13 Oct, 2023
NewPay's Stablecoin Payment Transformation on the Horizon
In cryptocurrency trading, the term “stablecoin” is frequently encountered, raising questions about its use in an environment where cryptocurrencies are known for their price fluctuations.
The primary characteristic of stablecoins is their backing by real-world assets, except for algorithmic stablecoins. This backing results in reduced price volatility compared to other cryptocurrencies, justifying the name “stablecoin.” Consequently, a notable portion of cryptocurrency investors views them as a dependable asset in times of market instability.
Consider a US dollar stablecoin as an example. When a company intends to issue 1 million USD stablecoins, it is required to deposit assets equivalent to 1 million US dollars within a custodian institution. This deposit is crucial to maintaining a 1:1 value ratio with the US dollar. Without this equivalence, the market may not acknowledge it, potentially leading to a decline in the coin’s value.
Generally, stablecoins are often pegged to specific fiat currencies or commodities like gold. This pegging is an attempt to bring stability to the highly fluctuating cryptocurrency landscape. It’s worth noting that not all stablecoins follow the same principles to achieve this goal. Based on the mechanisms they employ, stablecoins can be broadly categorized into 3 main types.
Fiat-backed stablecoins
The first category of stablecoins is fiat-backed stablecoins, such as USDT and USDC, and is by far the most popular. The daily trading volumes reached an astonishing $18.3 billion and $2.7 billion, respectively. These stablecoins are backed by reserves of traditional fiat currencies, such as the US dollar or the Euro.
To maintain their one-to-one peg to a currency, the stablecoin issuer ideally holds the currency in cash, or cash equivalents such as treasuries, which should match or exceed the circulating supply of the stablecoin.
Crypto-backed stablecoins
Next, we have crypto-backed stablecoins. As their name suggests, crypto-backed stablecoins originate from DeFi applications, and are backed by cryptocurrencies held as collateral.
However, due to the volatile nature of cryptocurrencies, crypto-backed stables typically require over-collateralization to a specific ratio to ensure stability.
For instance, a collateralization ratio requirement of 150% means that a user needs to deposit $150 worth of crypto to mint $100 of a stablecoin.
Examples of crypto-collateralized stablecoins include DAI, which is currently the largest crypto-backed stablecoin by market capitalization, or LUSD, which is 100% backed by ETH.
It’s worth mentioning that even though DAI was designed to be a decentralized stablecoin, its collateral includes a large percentage of USDC, USDP, and GUSD, which are centralized fiat-backed stablecoins, and even US treasuries.
Algorithmic stablecoins
The third category is algorithmic stablecoins, which are also meant to be decentralized in nature.
But unlike over-collateralized stablecoins, they may or may not actually be backed by anything.

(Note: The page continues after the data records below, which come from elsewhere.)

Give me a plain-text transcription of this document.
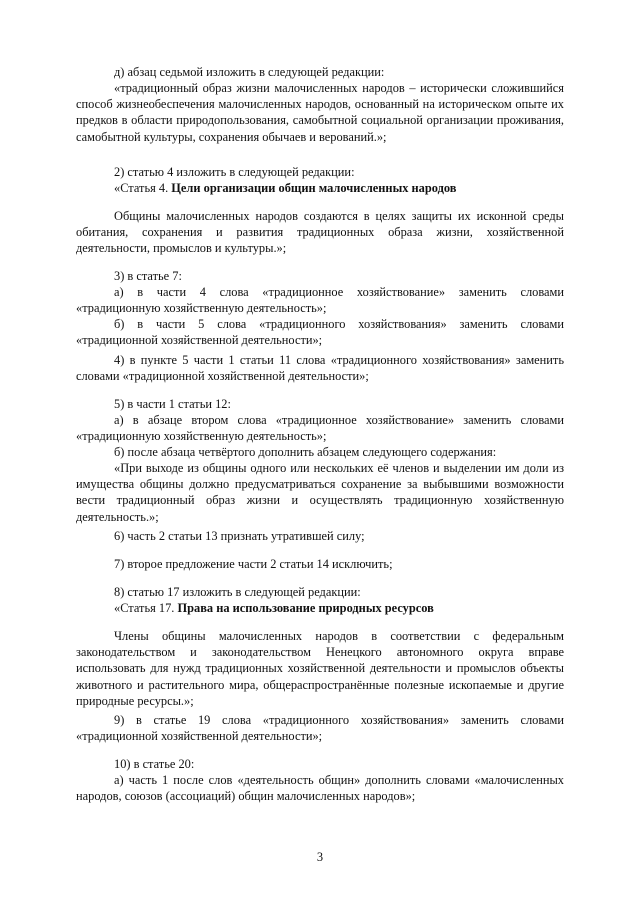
д) абзац седьмой изложить в следующей редакции:

«традиционный образ жизни малочисленных народов – исторически сложившийся способ жизнеобеспечения малочисленных народов, основанный на историческом опыте их предков в области природопользования, самобытной социальной организации проживания, самобытной культуры, сохранения обычаев и верований.»;

2) статью 4 изложить в следующей редакции:

«Статья 4. Цели организации общин малочисленных народов

Общины малочисленных народов создаются в целях защиты их исконной среды обитания, сохранения и развития традиционных образа жизни, хозяйственной деятельности, промыслов и культуры.»;

3) в статье 7:

а) в части 4 слова «традиционное хозяйствование» заменить словами «традиционную хозяйственную деятельность»;

б) в части 5 слова «традиционного хозяйствования» заменить словами «традиционной хозяйственной деятельности»;

4) в пункте 5 части 1 статьи 11 слова «традиционного хозяйствования» заменить словами «традиционной хозяйственной деятельности»;

5) в части 1 статьи 12:

а) в абзаце втором слова «традиционное хозяйствование» заменить словами «традиционную хозяйственную деятельность»;

б) после абзаца четвёртого дополнить абзацем следующего содержания:

«При выходе из общины одного или нескольких её членов и выделении им доли из имущества общины должно предусматриваться сохранение за выбывшими возможности вести традиционный образ жизни и осуществлять традиционную хозяйственную деятельность.»;

6) часть 2 статьи 13 признать утратившей силу;

7) второе предложение части 2 статьи 14 исключить;

8) статью 17 изложить в следующей редакции:

«Статья 17. Права на использование природных ресурсов

Члены общины малочисленных народов в соответствии с федеральным законодательством и законодательством Ненецкого автономного округа вправе использовать для нужд традиционных хозяйственной деятельности и промыслов объекты животного и растительного мира, общераспространённые полезные ископаемые и другие природные ресурсы.»;

9) в статье 19 слова «традиционного хозяйствования» заменить словами «традиционной хозяйственной деятельности»;

10) в статье 20:

а) часть 1 после слов «деятельность общин» дополнить словами «малочисленных народов, союзов (ассоциаций) общин малочисленных народов»;

3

Instead, they rely on algorithmic and incentive mechanisms to maintain their price stability.
However, historically, this mechanism has not been sustainable, since it’s dependent on consistent demand being there for the stablecoin, and once that disappears, they go into a so-called death spiral, where the mechanism collapses the stablecoin.
Basis Cash, Empty Set Dollar, Titan, and most infamously, Terra’s UST are some of the examples of failed algorithmic stablecoins.

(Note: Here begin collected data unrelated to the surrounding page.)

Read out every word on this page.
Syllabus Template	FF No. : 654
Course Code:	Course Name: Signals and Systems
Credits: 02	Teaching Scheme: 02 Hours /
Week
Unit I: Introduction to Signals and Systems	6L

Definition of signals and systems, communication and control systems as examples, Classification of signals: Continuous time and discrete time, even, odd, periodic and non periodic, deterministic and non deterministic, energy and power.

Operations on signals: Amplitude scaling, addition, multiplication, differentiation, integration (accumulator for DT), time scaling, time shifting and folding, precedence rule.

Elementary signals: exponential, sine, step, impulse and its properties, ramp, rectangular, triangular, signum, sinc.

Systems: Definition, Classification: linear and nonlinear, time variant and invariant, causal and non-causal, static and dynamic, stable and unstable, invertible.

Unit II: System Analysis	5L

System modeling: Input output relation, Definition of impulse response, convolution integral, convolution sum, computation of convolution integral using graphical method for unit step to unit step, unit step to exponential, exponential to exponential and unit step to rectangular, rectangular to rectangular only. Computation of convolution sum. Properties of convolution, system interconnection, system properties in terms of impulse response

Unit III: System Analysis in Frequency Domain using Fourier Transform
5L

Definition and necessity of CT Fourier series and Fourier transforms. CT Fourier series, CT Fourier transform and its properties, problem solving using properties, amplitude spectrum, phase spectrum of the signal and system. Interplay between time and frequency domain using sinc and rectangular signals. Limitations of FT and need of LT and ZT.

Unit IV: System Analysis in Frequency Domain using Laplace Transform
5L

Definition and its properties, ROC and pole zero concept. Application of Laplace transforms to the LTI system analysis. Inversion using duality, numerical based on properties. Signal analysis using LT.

These are the three main categories, but there are also other stablecoins that don’t fit neatly into them, like FRAX, which launched as the first partially algorithmic stablecoin, though a recent community vote has decided to shift the stablecoin to a fully crypto-collateralized model over time.
Meanwhile, some stablecoins peg their value to physical assets, like precious metals or other commodities, such as Paxos Gold and Tether Gold, which claim to hold physical gold in reserves.
Non-peg stablecoins
Finally, there are even non-peg stablecoins, like Rai, which are crypto-backed but do not have their value tied to any specific asset, and have their value fluctuate based on supply and demand.
If you’re wondering why all the different designs, it’s worth noting that, like the blockchain trilemma of security, decentralization, and scalability, stablecoins also face their own trilemma of stability, decentralization, and capital efficiency, whereby any stablecoin design typically has to sacrifice one aspect to achieve the other two.
To date, the pursuit of a stablecoin that successfully balances all three aspects is ongoing. There is considerable anticipation within the cryptocurrency community for the introduction of a stablecoin that can cater to a wider array of use cases.
LADT and NewPay Team Up to Provide Stablecoin Payment Solutions
NewPay, the sole payment platform in Laos with a third-party payment license, has formally entered into a strategic partnership and product development collaboration with the Lao National Digital Technology Group (LADT) to facilitate the use of the ASEAN USD (USDA) stablecoin, endorsed by the Association of Southeast Asian Nations (ASEAN).
In the foreseeable future, NewPay’s objective is to introduce more user-friendly blockchain-based cross-border payment solutions tailored for the ASEAN region. This initiative aligns with the ongoing trend of digital transformation within the ASEAN economy.